"Gud på himmelsbågen" (The Rainbow. Lord placing new stars on heaven)
Signed Carl Milles. Foundry mark Gunnar Pettersson Fud. Bronze, green patina. Height 330 cm.
Axel Linds Kunstmuseum Grenen, Skagen, Denmark.
Henrik Cornell, "Carl Milles - hans verk", 1957, page 163-169.
Editor Eva and Axel Lind," Grenen Kunstmuseum, Skagen",1977, with picture at page 5 and 43, mentioned at page 74 and with picture full page 75.
Erik Näslund, "Carl Milles - en biografi", 1991, compare page 304-305 and 307.
Editor Axel Lind, "Grenen Kunstmuseum - 20 års jubileumskatalog", 1998, the lot at the auction with picture and mentioned at page 25.
Milles spent two decades in the USA where he went through several different phases in his production. He moved there in 1931 and became a professor at Cranbrook Academy of Art in Michigan. While he had his international breakthrough earlier, the move led him to became well-known in America. He became especially popular for his large works which he did in the 1940s and 50s, like ”The Resurrection Fountain” in Washington or the Delaware Monument in Wilmington. Another great work from this time is "The Rainbow. Lord placing new stars on heaven" which Milles produced between 1946 to 1947. The sculpture, in this lot, is a study of the proposal for the peace monument that Milles created for the United Nations building in Manhattan in New York. It was originally supposed to be ten times its original size with water flowing from its top into the East River to create an arch that would connect the sculpture with the water. The secretary general of the United Nations at the time, Tryggve Lie, commissioned the proposal, but it was never executed to its full scale. The sculpture was meant to be a symbol of peace and a tribute to the founding of the United Nations.

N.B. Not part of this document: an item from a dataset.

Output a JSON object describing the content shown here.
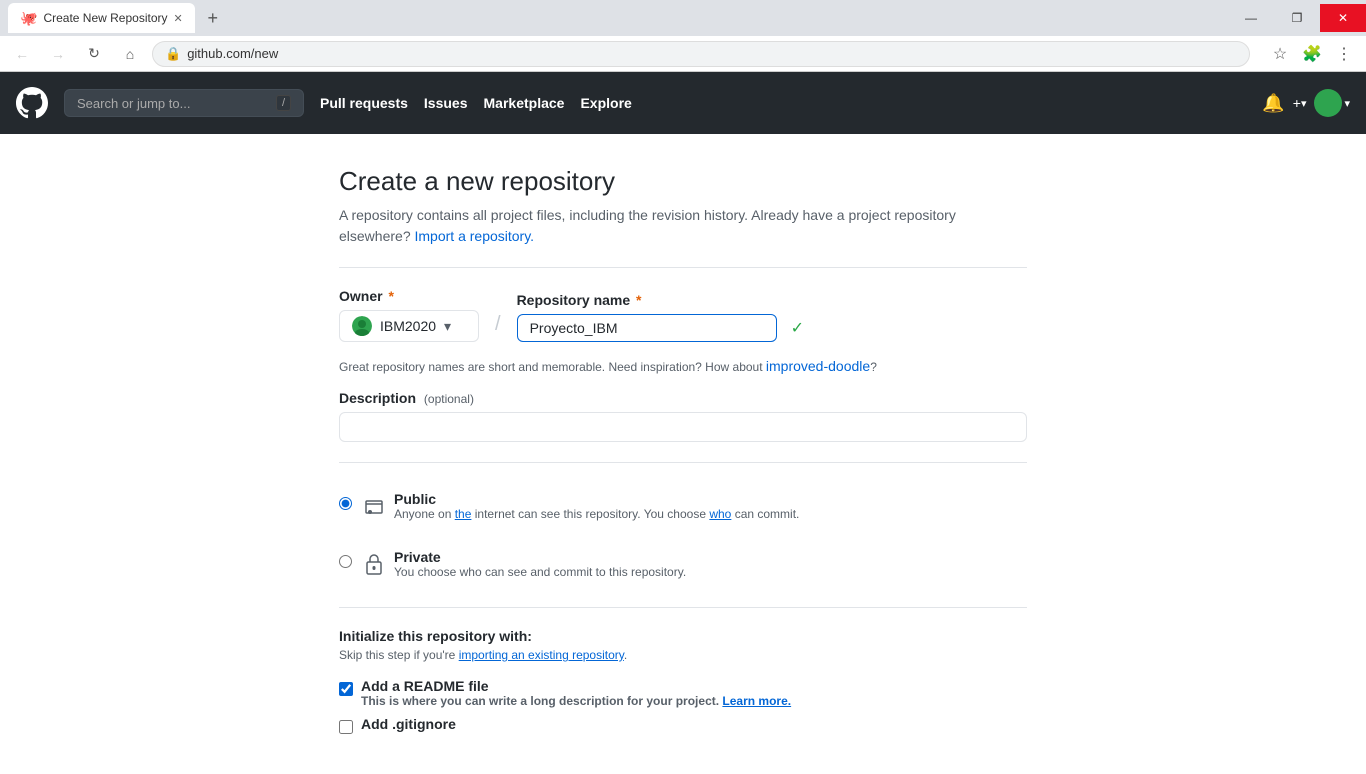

There is a three-meter high study in Millesgården, Stockholm, Sweden. There is also an eighteen-meter version in Nacka Strand, Stockholm, that was finalized by the artist Marshall M Frederick, who was an assistant to Milles. Frederick based his work on Milles's original sketches and studies. In one version, God stands in a mantel, while in another sketch, God is assisted by a whole army of angels that hovers around him. But in the final piece, Milles purified it to an impressive, simple form that was typical for most of his greatest works. The arch symbolizes heaven and at its base, an angel stands and gives the Creator the stars that he will place in heaven. The idea of form, however, was not new to Milles. He had created a peace monument before, "Visions of Peace" in 1936, where the motive with a figure on an arch placing the stars, is present in a relief. The sculpture is placed in Sain Paul City Hall in Minnesota, USA. Carl Milles's biographer Henrik Cornell describes "The Rainbow. Lord placing new stars on heaven" as: "the spiritualization of the sculpture that he aimed for, during his last decades more and more, had here made realized to a greater extent, more original, and for him, more significantly than in any other of his works."